Enseguida "echa a correr". No es el hijo quien vuelve a casa. Es el padre el que sale corriendo y busca el abrazo con más ardor que su mismo hijo. "Se le echó al cuello y se puso a besarlo". Así está siempre Dios. Corriendo con los brazos abiertos hacia quienes vuelven a él.
El hijo comienza su confesión: la ha preparado largamente en su interior. El padre le interrumpe para ahorrarle más humillaciones. No le impone castigo alguno, no le exige ningún rito de expiación; no le pone condición alguna para acogerlo en casa. Sólo Dios acoge y protege así a los pecadores.
El padre solo piensa en la dignidad de su hijo. Hay que actuar de prisa. Manda traer el mejor vestido, el anillo de hijo y las sandalias para entrar en casa. Así será recibido en un banquete que se celebra en su honor. El hijo ha de conocer junto a su padre la vida digna y dichosa que no ha podido disfrutar lejos de él.

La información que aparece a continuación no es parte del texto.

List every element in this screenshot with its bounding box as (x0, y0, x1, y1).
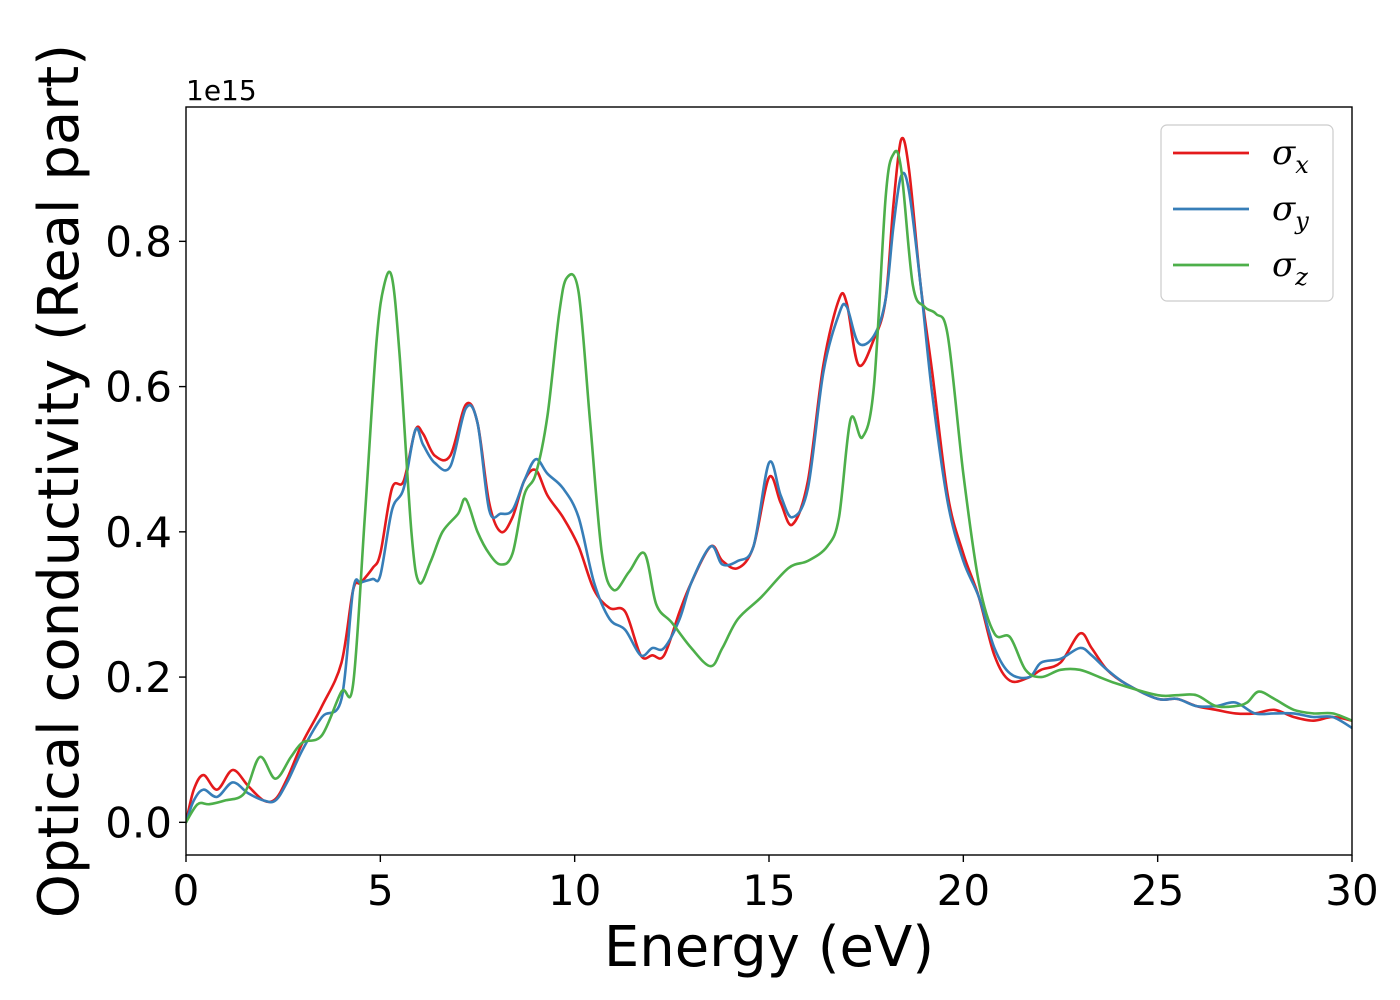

Quien oiga esta parábola desde fuera, no entenderá nada. Seguirá caminando por la vida sin Dios. Quien la escuche en su corazón, tal vez llorará de alegría y agradecimiento. Sentirá por vez primera que en el misterio último de la vida hay Alguien que nos acoge y nos perdona porque solo quiere nuestra alegría.